Pictures of Pakistan
Karan Thapar
A visit to Pakistan is a revealing experience. It’s different to what you imagine. Most Indians arrive with a certain trepidation. Many of us are uncertain of how we will be received, suspicious of the country, or simply prejudiced. So the first surprise is the welcome.
Because we look like them they don’t know you are Indian until you reveal your identity. When you do they respond with a mixture of curiosity, attentiveness and affection. They go out of their way to be nice. The impact is both immediate and overwhelming.
It’s amusing to witness. Last week I saw how the response of my colleague Ashok Upadhyay changed in the course of a single day. He arrived early in the morning, unsure of what awaited him. For the first few hours he was tentative, even tense. Being Bihari, he doesn’t share my Punjabi propensity to warm to things Pakistani. If anything, he’s suspicious of it.
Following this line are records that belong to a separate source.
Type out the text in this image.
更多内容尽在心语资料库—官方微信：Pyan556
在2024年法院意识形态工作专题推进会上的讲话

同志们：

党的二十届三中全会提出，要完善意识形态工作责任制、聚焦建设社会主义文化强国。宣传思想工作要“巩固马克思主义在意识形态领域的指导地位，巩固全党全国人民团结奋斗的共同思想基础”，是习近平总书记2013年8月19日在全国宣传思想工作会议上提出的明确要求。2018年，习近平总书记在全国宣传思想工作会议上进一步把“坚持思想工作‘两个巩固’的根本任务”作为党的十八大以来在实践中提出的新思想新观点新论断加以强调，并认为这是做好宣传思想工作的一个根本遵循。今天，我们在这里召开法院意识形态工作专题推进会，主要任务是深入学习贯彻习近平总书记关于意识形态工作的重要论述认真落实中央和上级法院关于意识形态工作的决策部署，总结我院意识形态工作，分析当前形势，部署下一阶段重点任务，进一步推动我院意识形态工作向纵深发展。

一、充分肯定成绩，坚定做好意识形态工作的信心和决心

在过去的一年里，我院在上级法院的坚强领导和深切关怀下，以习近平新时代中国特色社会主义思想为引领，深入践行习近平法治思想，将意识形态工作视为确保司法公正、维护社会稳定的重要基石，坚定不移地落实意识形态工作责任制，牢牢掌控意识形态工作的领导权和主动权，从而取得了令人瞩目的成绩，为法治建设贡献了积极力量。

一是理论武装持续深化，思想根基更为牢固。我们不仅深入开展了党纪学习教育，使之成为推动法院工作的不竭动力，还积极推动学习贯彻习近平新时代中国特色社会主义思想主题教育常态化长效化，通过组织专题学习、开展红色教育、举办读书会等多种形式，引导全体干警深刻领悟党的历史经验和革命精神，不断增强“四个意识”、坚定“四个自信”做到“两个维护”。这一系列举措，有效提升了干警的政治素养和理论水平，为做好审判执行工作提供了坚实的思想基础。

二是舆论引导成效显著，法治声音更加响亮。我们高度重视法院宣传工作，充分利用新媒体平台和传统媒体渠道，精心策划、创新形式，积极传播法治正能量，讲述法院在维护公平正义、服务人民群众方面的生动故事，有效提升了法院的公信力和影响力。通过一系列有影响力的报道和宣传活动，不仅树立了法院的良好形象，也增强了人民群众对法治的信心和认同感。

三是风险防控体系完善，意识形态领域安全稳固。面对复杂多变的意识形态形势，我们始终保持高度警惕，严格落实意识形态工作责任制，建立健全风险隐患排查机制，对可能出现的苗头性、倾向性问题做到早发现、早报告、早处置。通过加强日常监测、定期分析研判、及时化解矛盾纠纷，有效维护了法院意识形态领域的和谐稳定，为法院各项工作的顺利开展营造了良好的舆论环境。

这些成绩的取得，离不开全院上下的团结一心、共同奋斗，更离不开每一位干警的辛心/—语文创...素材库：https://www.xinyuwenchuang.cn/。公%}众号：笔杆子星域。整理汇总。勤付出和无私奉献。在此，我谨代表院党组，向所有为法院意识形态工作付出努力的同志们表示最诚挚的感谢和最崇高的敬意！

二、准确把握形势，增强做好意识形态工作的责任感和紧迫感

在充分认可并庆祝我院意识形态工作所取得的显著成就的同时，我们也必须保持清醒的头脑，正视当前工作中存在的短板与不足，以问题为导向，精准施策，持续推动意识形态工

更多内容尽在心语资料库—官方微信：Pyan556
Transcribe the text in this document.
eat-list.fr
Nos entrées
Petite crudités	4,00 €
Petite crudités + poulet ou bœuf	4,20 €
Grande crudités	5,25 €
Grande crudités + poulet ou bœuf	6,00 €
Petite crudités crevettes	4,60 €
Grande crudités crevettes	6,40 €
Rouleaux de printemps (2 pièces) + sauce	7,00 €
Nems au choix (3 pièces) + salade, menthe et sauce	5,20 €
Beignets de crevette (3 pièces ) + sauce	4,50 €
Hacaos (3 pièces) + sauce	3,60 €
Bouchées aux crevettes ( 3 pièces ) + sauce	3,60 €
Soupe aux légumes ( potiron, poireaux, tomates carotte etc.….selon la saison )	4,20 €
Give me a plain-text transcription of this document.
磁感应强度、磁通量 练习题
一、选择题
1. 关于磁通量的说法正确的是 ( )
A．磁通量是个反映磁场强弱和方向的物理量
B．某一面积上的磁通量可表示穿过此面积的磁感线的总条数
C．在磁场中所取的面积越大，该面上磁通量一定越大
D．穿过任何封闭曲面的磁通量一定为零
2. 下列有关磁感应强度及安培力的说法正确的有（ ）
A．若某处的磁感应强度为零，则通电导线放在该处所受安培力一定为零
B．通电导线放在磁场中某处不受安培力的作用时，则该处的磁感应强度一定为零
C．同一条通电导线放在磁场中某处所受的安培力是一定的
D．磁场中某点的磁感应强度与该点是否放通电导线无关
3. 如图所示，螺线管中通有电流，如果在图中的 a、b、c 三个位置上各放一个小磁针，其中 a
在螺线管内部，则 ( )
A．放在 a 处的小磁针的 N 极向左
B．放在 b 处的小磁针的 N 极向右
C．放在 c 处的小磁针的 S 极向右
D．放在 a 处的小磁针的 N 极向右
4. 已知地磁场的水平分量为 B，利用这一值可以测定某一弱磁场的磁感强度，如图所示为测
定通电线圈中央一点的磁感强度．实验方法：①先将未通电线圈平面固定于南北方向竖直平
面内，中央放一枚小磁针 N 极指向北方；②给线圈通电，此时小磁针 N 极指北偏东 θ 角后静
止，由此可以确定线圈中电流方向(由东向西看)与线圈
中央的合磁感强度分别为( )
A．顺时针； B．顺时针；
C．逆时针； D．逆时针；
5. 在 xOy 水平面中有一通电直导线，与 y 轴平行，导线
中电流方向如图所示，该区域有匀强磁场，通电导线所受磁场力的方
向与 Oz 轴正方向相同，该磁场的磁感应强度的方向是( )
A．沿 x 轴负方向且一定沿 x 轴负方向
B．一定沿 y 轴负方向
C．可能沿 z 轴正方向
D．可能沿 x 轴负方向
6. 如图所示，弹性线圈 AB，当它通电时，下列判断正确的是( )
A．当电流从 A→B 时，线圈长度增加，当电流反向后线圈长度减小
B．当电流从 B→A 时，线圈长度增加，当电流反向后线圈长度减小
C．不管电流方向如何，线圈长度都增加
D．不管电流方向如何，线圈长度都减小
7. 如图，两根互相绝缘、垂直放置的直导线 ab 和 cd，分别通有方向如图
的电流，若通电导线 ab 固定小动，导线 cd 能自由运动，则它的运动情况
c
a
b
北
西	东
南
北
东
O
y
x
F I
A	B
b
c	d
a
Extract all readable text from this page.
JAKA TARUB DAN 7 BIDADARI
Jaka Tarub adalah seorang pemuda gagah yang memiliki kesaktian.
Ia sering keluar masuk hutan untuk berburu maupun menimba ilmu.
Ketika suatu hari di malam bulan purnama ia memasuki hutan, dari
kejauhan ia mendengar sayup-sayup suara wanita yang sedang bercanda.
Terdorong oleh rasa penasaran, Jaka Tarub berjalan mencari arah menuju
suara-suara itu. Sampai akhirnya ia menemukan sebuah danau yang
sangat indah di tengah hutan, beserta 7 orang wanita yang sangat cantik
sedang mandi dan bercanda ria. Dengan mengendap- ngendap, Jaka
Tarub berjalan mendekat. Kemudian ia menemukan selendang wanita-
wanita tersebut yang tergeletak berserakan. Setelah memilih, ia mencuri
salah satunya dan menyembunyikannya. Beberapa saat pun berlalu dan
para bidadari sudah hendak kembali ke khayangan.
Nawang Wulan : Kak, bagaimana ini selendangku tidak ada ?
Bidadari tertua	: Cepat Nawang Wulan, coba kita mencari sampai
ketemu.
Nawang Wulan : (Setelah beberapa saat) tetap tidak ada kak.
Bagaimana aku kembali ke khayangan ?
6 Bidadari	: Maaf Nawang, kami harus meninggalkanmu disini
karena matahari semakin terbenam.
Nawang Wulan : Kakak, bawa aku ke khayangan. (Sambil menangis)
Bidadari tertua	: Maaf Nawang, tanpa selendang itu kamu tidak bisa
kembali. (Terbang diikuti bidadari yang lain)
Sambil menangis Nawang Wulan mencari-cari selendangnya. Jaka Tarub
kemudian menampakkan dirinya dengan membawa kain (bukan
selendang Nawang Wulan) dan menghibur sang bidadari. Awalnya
So the more I seemed to relax, the more reserved he became.
By lunch, however, Ashok’s manner had begun to change. He was chatting to waiters and taxi drivers with easy familiarity. In the afternoon he started to notice striking similarities between both countries: yellow and black taxis, trees half-painted white and people lounging in parks under shady trees. By the evening he was praising Pakistanis for wearing shalwar-kameez. In this sartorial uniformity he seemed to see equality and unity.
I noticed the change but did not realise how profoundly it had altered Ashok’s attitude. At dinner I discovered the depth of the transformation.
“You know,” he said, in the same chatty voice he uses in Delhi when he is visibly relaxed and carefree. “Pakistan is just like India. I feel completely at home.”
I smiled. I wasn’t sure what to say.
“The only difference,” he continued, “are the road signs in Urdu.”
“Oh there’s one more” I added. “There are no cows wandering around the city.”
“Ummm,” Ashok muttered, his expression metamorphosing into a rare look of mischief. “Not of the bovine variety but what about the human ones?”
The other surprise is how critical Pakistanis are of their country and their politicians. Most of us in India would not have thought so. We tend to see them through the prism of their military dictatorship. It can be terribly misleading.
The Pakistani papers are at least as critical of their government as ours are of Mr Vajpayee’s. Their news channels question, probe, embarrass, expose as effectively and as regularly as do NDTV, Star or Aaj Tak. And the ordinary man in Islamabad is as contemptuous of his netas as we, in Delhi, are of ours. General Musharraf is not excluded. No doubt his charm and financial probity are admired but the political mess he finds himself in as he struggles to retain his army uniform alongside his civilian presidency is the subject of ceaseless comment. Much of it is ridicule.
“I had no idea that freedom of speech was so passionately upheld in your country,” Ashok commented to a retired Pakistani ambassador at a dinner in Islamabad.
The man roared with delight. He had noticed the tone of amazement in Ashok’s voice and it amused him. He gulped generously from the large whisky in his right hand as he avuncularly slapped Ashok across the shoulders with the other.
“Arre yaar,” he laughed. “In Pakistan the issue is not freedom of speech. Here the big question is freedom after speech!”
If, like me, you believe it’s the little things that count, then Pakistanis have a penchant for paying attention to the smallest courtesies. Tea, sandwiches and biscuits are offered at every meeting. Each time you say ‘thank you’ you’re bound to receive a ‘welcome sir’ in quick response. And whenever Pakistanis agree to do something they unfailingly add ‘Inshallah’.
Yet the touch that quite literally took my breath away was after our interview with Foreign Minister Khurshid Kasuri. I haven’t experienced anything like this before.
I arranged the interview a month earlier. At the time Mr Kasuri insisted we lunch with him before departing.
“Tell me,” he asked “do you have any dietary restrictions?”
I said I would cheerfully eat a horse but added that Ashok was a strict vegetarian.
“Glad you told me,” he said. I didn’t think he would remember and I certainly didn’t imagine how meticulously he would handle the arrangements.
Now Pakistanis love their meat. Their dal is mixed with mutton whilst their subzees are usually stuffed with keema. In fact, they abhor plain vegetables. Yet at lunch the menu was entirely vegetarian. From soup to savoury – and we went through four courses – it was carefully planned to avoid anything that might bhrasht Ashok’s dharma. Even the minister turned herbivorous!